In his post “Your Fear Of Looking Stupid Is Making You Look Stupid”,Benjamin Hardy references Joyce Meyer who, in her book “Approval Addiction: Overcoming Your Need to Please Everyone”, explains that the need for approval stems from insecurity, which is often the product of some form of abuse — physical, verbal or emotional.

I know from my own experience that this is true. I was already insecure, having learned to hate myself when I was an adolescent. When I stumbled into marriage, even though the union resulted in a successful partnership for the most part, it didn’t rid me of the deep seeds of insecurity. After the recession when the “going got tough”, emotional abuse reared it’s ugly head and I learned to be ashamed of, and hate myself even more.
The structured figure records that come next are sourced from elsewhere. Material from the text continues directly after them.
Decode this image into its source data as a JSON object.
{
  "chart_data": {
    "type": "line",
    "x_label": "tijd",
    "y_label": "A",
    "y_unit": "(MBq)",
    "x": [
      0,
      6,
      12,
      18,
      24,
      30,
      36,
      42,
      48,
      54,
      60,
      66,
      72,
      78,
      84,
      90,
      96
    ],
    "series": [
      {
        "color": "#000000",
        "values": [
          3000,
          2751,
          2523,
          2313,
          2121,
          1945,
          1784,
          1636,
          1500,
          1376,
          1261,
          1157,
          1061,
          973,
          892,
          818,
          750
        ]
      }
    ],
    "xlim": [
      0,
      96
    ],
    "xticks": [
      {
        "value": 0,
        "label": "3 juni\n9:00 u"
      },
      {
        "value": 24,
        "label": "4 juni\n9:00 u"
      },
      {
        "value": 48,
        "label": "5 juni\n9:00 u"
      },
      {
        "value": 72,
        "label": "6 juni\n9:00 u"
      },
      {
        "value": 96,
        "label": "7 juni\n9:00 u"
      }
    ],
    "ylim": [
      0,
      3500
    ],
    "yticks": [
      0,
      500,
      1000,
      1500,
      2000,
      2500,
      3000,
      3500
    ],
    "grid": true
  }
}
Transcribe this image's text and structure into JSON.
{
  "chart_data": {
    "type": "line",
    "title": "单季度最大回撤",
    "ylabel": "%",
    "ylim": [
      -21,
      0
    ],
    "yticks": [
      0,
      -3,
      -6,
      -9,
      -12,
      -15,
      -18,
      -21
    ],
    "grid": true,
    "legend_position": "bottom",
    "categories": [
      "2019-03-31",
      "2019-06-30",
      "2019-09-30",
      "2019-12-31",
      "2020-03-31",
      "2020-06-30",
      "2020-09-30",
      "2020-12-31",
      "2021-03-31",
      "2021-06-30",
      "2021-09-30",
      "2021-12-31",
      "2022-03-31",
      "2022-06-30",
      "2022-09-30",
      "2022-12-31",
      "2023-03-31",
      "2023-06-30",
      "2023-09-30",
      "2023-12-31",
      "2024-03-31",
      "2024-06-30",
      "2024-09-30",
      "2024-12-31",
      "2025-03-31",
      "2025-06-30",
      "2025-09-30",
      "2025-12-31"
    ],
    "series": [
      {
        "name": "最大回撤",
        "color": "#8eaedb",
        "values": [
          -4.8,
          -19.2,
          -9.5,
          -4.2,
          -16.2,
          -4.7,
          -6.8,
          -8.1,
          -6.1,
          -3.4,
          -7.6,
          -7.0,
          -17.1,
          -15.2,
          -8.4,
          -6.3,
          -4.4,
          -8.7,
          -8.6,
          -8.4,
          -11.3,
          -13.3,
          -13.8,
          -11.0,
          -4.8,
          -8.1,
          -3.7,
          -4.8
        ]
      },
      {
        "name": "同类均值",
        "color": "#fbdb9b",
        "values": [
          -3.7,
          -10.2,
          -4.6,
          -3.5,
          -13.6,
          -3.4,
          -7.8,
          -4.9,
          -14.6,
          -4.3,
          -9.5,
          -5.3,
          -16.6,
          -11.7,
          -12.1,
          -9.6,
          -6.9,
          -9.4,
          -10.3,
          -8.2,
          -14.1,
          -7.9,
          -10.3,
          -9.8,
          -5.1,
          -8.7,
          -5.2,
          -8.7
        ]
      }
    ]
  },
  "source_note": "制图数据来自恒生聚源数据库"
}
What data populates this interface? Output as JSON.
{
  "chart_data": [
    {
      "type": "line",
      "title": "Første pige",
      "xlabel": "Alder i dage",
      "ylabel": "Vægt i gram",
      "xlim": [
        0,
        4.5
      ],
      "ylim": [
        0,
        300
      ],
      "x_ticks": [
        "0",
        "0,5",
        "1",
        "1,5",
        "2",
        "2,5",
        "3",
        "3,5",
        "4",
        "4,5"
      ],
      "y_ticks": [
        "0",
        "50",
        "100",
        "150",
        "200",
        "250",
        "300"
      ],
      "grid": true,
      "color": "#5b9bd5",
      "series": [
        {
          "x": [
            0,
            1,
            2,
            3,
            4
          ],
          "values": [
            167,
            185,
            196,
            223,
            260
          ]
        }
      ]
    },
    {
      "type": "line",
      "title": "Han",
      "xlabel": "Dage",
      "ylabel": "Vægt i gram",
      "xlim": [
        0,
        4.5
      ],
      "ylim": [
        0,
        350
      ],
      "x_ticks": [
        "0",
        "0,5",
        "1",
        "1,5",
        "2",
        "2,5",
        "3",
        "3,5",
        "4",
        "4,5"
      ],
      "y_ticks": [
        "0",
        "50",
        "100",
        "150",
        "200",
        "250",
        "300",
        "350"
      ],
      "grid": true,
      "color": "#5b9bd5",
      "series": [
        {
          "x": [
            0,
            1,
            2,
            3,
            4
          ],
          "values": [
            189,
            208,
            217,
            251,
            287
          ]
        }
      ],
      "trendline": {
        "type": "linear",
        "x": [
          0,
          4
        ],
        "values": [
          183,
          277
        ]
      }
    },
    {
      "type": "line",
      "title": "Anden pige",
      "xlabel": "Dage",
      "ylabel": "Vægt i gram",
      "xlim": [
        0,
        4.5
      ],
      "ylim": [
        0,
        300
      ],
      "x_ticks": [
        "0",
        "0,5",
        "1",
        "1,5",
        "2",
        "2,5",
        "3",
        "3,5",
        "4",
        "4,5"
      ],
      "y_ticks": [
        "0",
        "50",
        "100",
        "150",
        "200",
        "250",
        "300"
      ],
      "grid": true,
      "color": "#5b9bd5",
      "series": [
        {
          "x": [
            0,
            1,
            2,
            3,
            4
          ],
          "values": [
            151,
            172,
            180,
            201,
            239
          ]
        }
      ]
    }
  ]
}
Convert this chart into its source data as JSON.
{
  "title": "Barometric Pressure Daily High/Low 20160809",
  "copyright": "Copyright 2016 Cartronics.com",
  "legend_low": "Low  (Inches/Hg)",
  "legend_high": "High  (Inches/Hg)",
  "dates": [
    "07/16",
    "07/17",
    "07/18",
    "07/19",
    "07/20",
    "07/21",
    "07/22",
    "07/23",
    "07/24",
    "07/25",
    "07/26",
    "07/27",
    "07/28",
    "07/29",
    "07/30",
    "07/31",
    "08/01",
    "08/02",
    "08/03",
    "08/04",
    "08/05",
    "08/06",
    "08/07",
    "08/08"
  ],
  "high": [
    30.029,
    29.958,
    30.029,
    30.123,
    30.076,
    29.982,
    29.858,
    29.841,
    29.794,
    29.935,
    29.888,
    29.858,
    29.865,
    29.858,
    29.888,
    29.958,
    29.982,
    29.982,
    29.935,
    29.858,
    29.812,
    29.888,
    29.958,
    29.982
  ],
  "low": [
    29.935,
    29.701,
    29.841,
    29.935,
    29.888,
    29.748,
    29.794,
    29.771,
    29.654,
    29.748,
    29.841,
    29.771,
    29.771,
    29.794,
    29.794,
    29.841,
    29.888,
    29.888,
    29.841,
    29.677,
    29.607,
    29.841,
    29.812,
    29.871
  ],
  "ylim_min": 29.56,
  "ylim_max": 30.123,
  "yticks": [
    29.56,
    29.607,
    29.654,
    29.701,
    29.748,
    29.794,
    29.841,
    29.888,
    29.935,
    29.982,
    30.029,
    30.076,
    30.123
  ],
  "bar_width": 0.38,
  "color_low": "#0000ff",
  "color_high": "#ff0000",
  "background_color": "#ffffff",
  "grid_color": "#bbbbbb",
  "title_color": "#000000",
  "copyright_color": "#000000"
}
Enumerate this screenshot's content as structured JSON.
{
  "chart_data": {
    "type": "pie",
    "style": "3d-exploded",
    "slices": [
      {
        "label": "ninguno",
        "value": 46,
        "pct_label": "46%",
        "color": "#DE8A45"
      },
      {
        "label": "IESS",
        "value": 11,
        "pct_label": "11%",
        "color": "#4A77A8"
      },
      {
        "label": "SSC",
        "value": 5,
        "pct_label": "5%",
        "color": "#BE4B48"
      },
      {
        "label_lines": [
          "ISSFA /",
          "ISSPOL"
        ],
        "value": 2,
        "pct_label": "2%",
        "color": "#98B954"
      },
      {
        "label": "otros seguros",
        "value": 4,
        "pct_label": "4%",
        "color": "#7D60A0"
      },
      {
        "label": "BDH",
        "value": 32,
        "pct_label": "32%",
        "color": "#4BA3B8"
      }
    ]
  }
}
Hardy goes on to say: “The addiction for approval is fueled by unhealthy emotions: guilt, shame, and anger. None of these emotions are a healthy foundation for creating relationships with yourself or other people.” Jungian analysts call shame the swampland of the soul. Brene’ Brown has been studying shame and it’s offspring, vulnerability, forever. Here’s her Ted Talk on shame.

3. Potato chips/ice cream

No explanation necessary. But here’s a list of regional (United States) potato chips you’ve never heard of.

4. Friends

Your friends really do want you in their lives. That’s why they’re your friends.

When I went to Spain, it was easy to leave everyone behind. I thought no one would miss me, and that no one cared about me because I didn’t give a fuck about myself. If you don’t care about yourself, you cant conceive of why anyone else would care about you.

The voice in the back of your head who spews out this bullshit is actually trying to protect you, but with outdated weapons he/she was armed with long ago. It’s like the voice is trying to destroy the Death Star with a slingshot (more on this in a later post).

This voice in the back of your head is negative self-talk, habits you learn from “life” (parents, siblings, other fucked up people), habits that we cling to, and define ourselves by. Here’s a place to start to find out more.

5. Death

Death is going to happen. But in light of it, life is unbearably precious, brilliant, and beautiful. It should be our goal to recognize this, to try and embrace feeling this way about life, every day we’re stumbling around on this mortal coil.

It’s our job to become responsible for our happiness, our own lives. It’s our purpose to LIVE, to be engaged with life instead of recoiling due to the habits we’ve formed from convincing ourselves that we suck.

To quote one of my favorite movies (“Harold and Maude”, where a 79-year-old concentration camp survivor teaches a 20 year old how to live life) “L.I.V.E, LIVE! Otherwise, you’ve got nothing to talk about in the locker room”.

“You taught me the courage of stars before you left
How light carries on endlessly even after death
With shortness of breath you explained the infinite
How rare and beautiful it is to even exist.”